What Causes Hot Flashes Besides Menopause?


 by Diana Rodriguez

Hot flashes are one of the characteristic signs of menopause. The sudden wash of heat across your face and entire upper body, sweating, racing heart and nausea are just the beginning. Other symptoms include feeling weak, difficulty catching your breath and a sudden headache.

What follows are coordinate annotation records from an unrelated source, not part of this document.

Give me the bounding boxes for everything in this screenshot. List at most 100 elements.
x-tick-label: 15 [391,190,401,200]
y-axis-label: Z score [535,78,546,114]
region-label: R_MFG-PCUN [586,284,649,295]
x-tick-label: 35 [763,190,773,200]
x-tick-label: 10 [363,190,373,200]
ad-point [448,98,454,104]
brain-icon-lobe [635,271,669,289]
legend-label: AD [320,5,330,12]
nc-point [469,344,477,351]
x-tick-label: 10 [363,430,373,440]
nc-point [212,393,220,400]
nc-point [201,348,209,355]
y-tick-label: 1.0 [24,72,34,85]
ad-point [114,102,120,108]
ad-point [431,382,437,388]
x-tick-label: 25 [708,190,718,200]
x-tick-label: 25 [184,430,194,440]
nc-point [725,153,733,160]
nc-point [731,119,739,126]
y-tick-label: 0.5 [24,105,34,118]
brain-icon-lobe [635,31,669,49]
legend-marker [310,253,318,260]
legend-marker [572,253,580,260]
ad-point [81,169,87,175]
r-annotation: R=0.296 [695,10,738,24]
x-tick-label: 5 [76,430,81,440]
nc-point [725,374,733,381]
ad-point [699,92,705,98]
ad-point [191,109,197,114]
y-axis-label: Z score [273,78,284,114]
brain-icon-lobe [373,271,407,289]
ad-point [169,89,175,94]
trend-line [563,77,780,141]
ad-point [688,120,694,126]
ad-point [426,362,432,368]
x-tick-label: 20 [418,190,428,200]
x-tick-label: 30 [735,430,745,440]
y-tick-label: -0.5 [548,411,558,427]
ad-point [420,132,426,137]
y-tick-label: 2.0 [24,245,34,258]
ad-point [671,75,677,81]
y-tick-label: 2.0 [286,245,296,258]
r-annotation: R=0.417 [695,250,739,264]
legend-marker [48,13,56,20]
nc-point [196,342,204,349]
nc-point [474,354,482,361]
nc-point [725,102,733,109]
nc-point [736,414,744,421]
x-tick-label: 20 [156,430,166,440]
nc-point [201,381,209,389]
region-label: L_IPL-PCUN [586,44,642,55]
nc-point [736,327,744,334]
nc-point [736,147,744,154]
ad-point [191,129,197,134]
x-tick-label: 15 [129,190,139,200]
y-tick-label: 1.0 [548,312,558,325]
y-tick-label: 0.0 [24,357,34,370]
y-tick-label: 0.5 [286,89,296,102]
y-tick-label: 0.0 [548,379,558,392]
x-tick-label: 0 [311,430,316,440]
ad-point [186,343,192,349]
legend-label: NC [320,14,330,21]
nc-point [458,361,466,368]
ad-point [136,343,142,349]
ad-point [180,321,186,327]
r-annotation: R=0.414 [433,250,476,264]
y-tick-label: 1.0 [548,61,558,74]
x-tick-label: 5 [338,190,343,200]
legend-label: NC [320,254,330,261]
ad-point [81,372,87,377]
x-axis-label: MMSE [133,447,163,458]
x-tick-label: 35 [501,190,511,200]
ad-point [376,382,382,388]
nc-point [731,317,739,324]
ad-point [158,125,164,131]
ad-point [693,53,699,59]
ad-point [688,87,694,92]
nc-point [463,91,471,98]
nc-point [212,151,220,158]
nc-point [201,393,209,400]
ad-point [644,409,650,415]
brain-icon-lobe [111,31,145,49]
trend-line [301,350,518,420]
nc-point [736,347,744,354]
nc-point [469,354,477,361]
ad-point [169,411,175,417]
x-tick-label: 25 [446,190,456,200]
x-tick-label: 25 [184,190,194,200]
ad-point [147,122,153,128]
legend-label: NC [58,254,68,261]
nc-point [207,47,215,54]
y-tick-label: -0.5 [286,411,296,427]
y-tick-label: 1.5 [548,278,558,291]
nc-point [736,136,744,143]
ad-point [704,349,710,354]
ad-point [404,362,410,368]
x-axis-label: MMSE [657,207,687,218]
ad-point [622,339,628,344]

Hot flashes are one of the characteristic signs of menopause. The sudden wash of heat across your face and entire upper body, sweating, racing heart and nausea are just the beginning. Other symptoms include feeling weak, difficulty catching your breath and a sudden headache. While hot flashes are most frequently associated with menopause, "the change" isn't the only cause of hot flashes.

Hot Flash Basics

Hormones

There may be many different causes of hot flashes, but hormones are always at the root of the problem. When estrogen reaches low levels, it affects the hypothalamus in the brain. The hypothalamus manages several body functions, including sleep, regulation of sex hormones and the temperature within your body. When hormone levels fluctuate, so does your body temperature--and hot flashes result.

Medications

Women taking the drug tamoxifen to treat breast cancer often experience hot flashes. The drug affects hormone levels, and hot flashes are a common side effect. Tamoxifen works against the effects of estrogen, which can fuel breast cancer. Women may experience hot flashes from tamoxifen while the body gets used to the drug. Some women suffer hot flashes after discontinuing medication use. While tamoxifen doesn't trigger menopause, its effect on estrogen is significant enough to trigger hot flashes.

Conditions

Cancer seems to be related to hot flashes, due to its treatments. Menopause can happen for different reasons, which may all trigger hot flashes. Women with cancer may undergo menopause that has been induced by treatments. Chemotherapy and surgery to remove some reproductive organs can be behind hot flashes during cancer treatment.

Surgery

Surgery to remove reproductive organs--a hysterectomy--can induce menopause and all its symptoms. Surgically-induced menopause causes hot flashes because of the changes in estrogen levels when sex organs, including the ovaries, are removed.

The Bottom Line

Hormone levels, specifically the hormone estrogen, signal the brain to control the body's temperature. When estrogen is affected, for whatever reason, hot flashes can result. Menopause is most often the cause, whether it's your body's natural time or it's been induced by medications or surgery. Any condition, medication or surgery that stops estrogen production or interferes with its effects may result in hot flashes.